Quite a while back, I asked about useful physics apps that people are using on their smartphones and tablets. This blog entry covers something similar, but a bit more specific.
We all know that a lot of students in college (and even in high schools) nowadays have laptops, tablets, and smartphones. In fact, in some schools, they give out tablets to incoming freshmen as part of their registration package. Of course, these things are often used to browse the web, and maybe be even useful to take down notes in class. Still, I was thinking of some other ways that these items can be useful, and the one area that I think should be explored (if it hasn't already) is in the college physics laboratories.
There are already discussions going around on various research projects migrating to electronic lab books. I still haven't seen detailed description on how that is implemented, how it works in a collaborative environment, and how people keep them secure and archived. But the tell-tale signs are there, that this might easily be the wave of the future. So I believe that, as physics instructors, we should prepare the students for such an environment, and introduce the ability to migrate from our traditional pen-and-paper lab notebooks to the electronic version.
I have been exploring a few apps on my iPad on whether such a thing can be done in a college physics lab class. I first started out with a number of criteria that it must be able to do, based on what I expect from the students:
1. The students must keep their own lab notebook. They can scribble anything here, from notes taken during lab briefing, to notes taken during the experiment itself.
2. The record needs to be "permanent". In a traditional paper-and-pen lab book, all records must be written in ink.

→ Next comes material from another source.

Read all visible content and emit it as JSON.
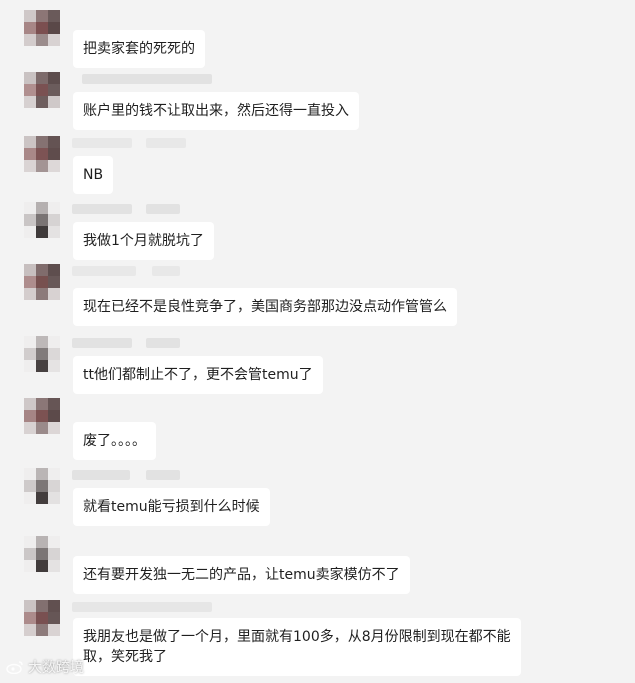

No erasing of anything.
3. The students will then use these notes to write a proper lab report that will be submitted (electronically, of course) along with the lab notes.
The only way that I can think of for the students to do their note-taking quickly and efficiently is to use apps that accept free-hand writing, using a stylus for convenience. It will allow them to quickly jot things down as if they are writing on paper, it allows them to make quick sketches, and also easily draw up a table when taking data. In other words, it will work just like a pen-and-paper situation.
However, the drawback here is that, unlike ink on paper, what they write and draw are not permanent, and there will always be a tendency to try and erase things off a page. While I can try to keep on drilling into their heads to not do that, there's nothing to absolutely prevent such an act. The only way I can think of to minimize them changing what they wrote in the lab is to require them to send whatever lab notes that they have done at the end of the laboratory session to me, via e-mail. That way, whatever they have written by the end of the experiment is now permanently stored in my record and can't be changed. I can always refer to these notes when reviewing/grading their lab reports.
So far, the apps that I've been testing and like the most is an iPad app Penultimate. With a stylus, it is quite easy to write notes, draw stuff, and make tables, all the things that I need to do in a lab. Each experiments can also be its own separate notes, so at the end of the lab, the students can easily just e-mail that to me. What is also nice about this app is that it can be synched to Evernote, another app. Evernote is an app that works under iOS, Android, and also a program that can be run under Windows and Mac. Once you synch items in Evernote, those items are accessible to all your devices that are running your Evernote. It is extremely convenient, you don't have to keep sending things around or e-mailing yourself documents. In this case, once you send your lab notes to Evernote, then when you get back home or to your room, if you have a desktop or laptop, you can always fire up Evernote, pull out your lab notes, and start writing your report. The apps is also useful when you have a collaborative effort with someone else, but I've yet to test that out extensively.
I haven't tested this out yet in a lab class because I am still trying it out on my own. But since the reader of this blog comes from such a varied background, I thought I throw this out in case some of you are already ahead of the curve and already are implementing such a scheme in your classes/laboratories. I would very much like to hear from you and what your experience is in doing something like this.
Edit: has anyone use LabGuru iPad app? This is something I'm interested in hearing and will be testing soon. But if you have used it, or are using it, I definitely want to hear from you.